Akkuyu Nükleer Santrali’nde sözleşmesi feshedilen IC İçtaş’ın mahkeme kararı ile mühürlettiği ekipmanların mühürlerinin söküldüğü iddia edildi.

Akkuyu’da kaos sürüyor: Rus şirket, mahkeme kararına rağmen mühürleri söktü

HABER MERKEZİ

Akkuyu Nükleer Santrali’nde, Türk şirketi IC İçtaş’ın yüzde 50 ortak olduğu konsorsiyumun sözleşmesinin feshedilmesiyle başlayan karmaşa giderek büyüyor. ICTAŞ kaynaklarının verdiği bilgiye göre, mahkeme kararlarıyla mühürlenen ekipmanların mühürleri sökülerek yeniden kullanıma açıldı. Ayrıca jandarmaya suç duyurusunda bulunularak tutanak tutturduğu iddia edildi.

Uzmanların pahalı ve tehlikeli olduğuna dikkat çektiği Akkuyu Nükleer Santralı henüz inşaat aşamasındayken kaos başladı. Akkuyu Nükleer A.Ş., Rus Concern Titan-2 A.Ş. ile Türk şirketi olan IC İçtaş İnşaat Sanayi ve Ticaret A.Ş. tarafından kurulan Titan 2 IC İçtaş İnşaat şirketi ile imzalanan sözleşmenin feshedildiğini 29 Temmuz’da açıklamıştı.

30 Temmuz’da ise Akkuyu Nükleer ile tamamı Rus şirketlerinin ortaklığında kurulan TSM Enerji arasında yeni sözleşme imzalandığı duyurulmuştu.

Sözleşmenin feshine tepki gösteren IC İçtaş İnşaat Sanayi ve Ticaret A.Ş., yapılan işlemin hukuksuz olduğuna öne sürmüştü.
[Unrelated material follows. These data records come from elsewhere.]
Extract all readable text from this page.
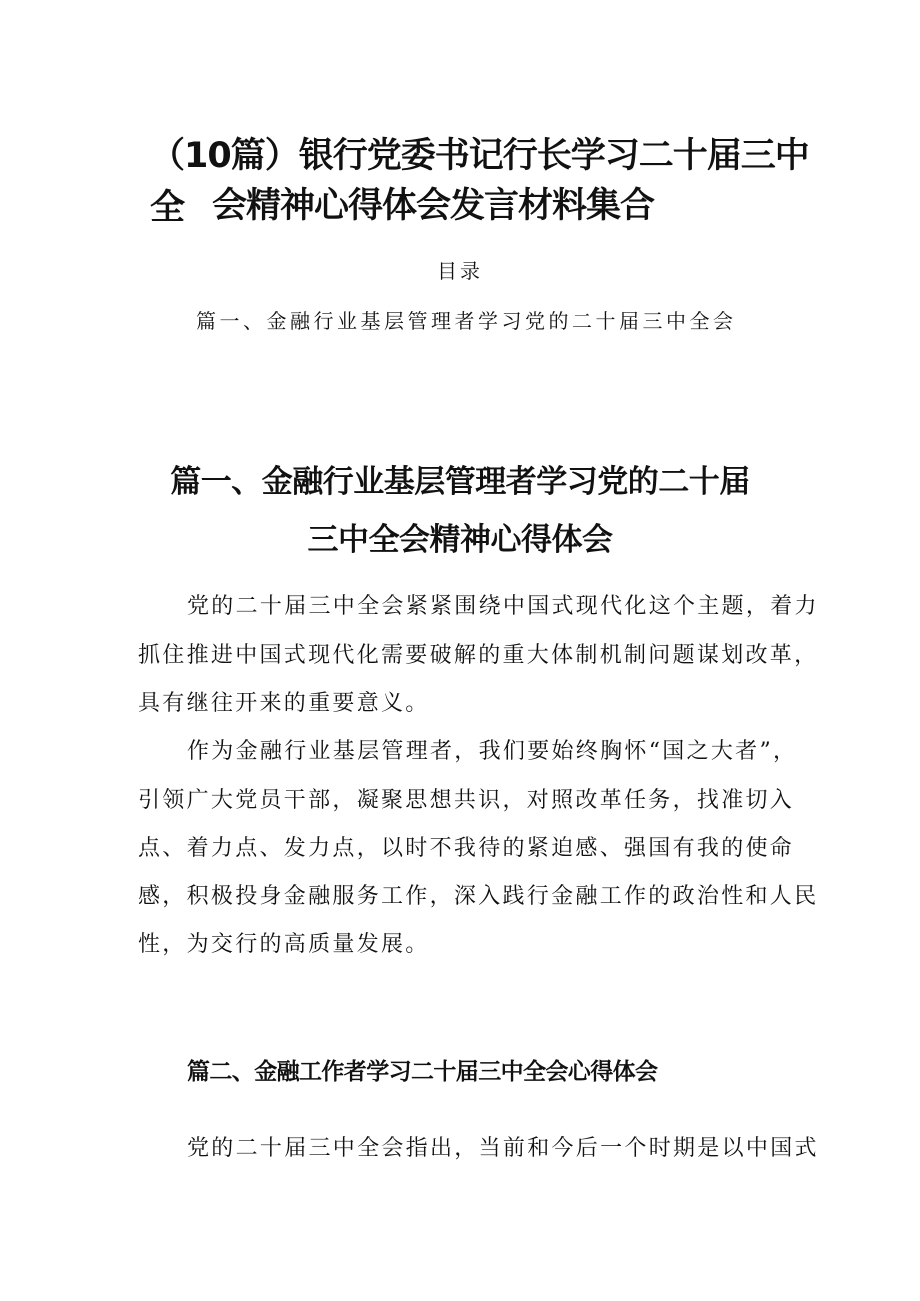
（10篇）银行党委书记行长学习二十届三中全 会精神心得体会发言材料集合
目录
篇一、金融行业基层管理者学习党的二十届三中全会
篇一、金融行业基层管理者学习党的二十届
三中全会精神心得体会
党的二十届三中全会紧紧围绕中国式现代化这个主题，着力
抓住推进中国式现代化需要破解的重大体制机制问题谋划改革，
具有继往开来的重要意义。
作为金融行业基层管理者，我们要始终胸怀“国之大者”，
引领广大党员干部，凝聚思想共识，对照改革任务，找准切入
点、着力点、发力点，以时不我待的紧迫感、强国有我的使命
感，积极投身金融服务工作，深入践行金融工作的政治性和人民
性，为交行的高质量发展。
篇二、金融工作者学习二十届三中全会心得体会
党的二十届三中全会指出，当前和今后一个时期是以中国式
Son olarak IC İçtaş, bu gelişmeler üzerine Mersin 2. Ticaret Asliye Mahkemesi’ne başvurarak tesisteki varlıklarını korumak amacıyla ihtiyati tedbir kararı aldırdı. Bölgeden ve şantiyeden gelen bilgilere göre, mahkemenin kararı doğrultusunda başlanan mühürleme işlemi, Rosatom yönetimindeki Akkuyu Nükleer ve TSM Enerji yetkililerinin engellemeleri nedeniyle aradan geçen bir haftadan uzun süreye karşın tamamlanamadı.

MÜHÜRLER SÖKÜLDÜ, KARARLAR ÇİĞNENDİ

Mühürlenen ekipmanların üzerindeki mühürler de kaçak işçiler ve Rus yöneticiler tarafından bozularak Türk mahkemesinin verdiği karar çiğnenerek ekipmanlar kullanılmaya çalışıldığı öne sürüldü. Konsorsiyumun varlıklarının üzerindeki marka/model/seri numarası gibi detaylar silindiği, ekipmanların Rus firmasına ait olduğu izlenimi yaratılmak amacıyla üzerine kanuna aykırı şekilde Rusça isimler işlenmeye çalışıldığı iddia edildi.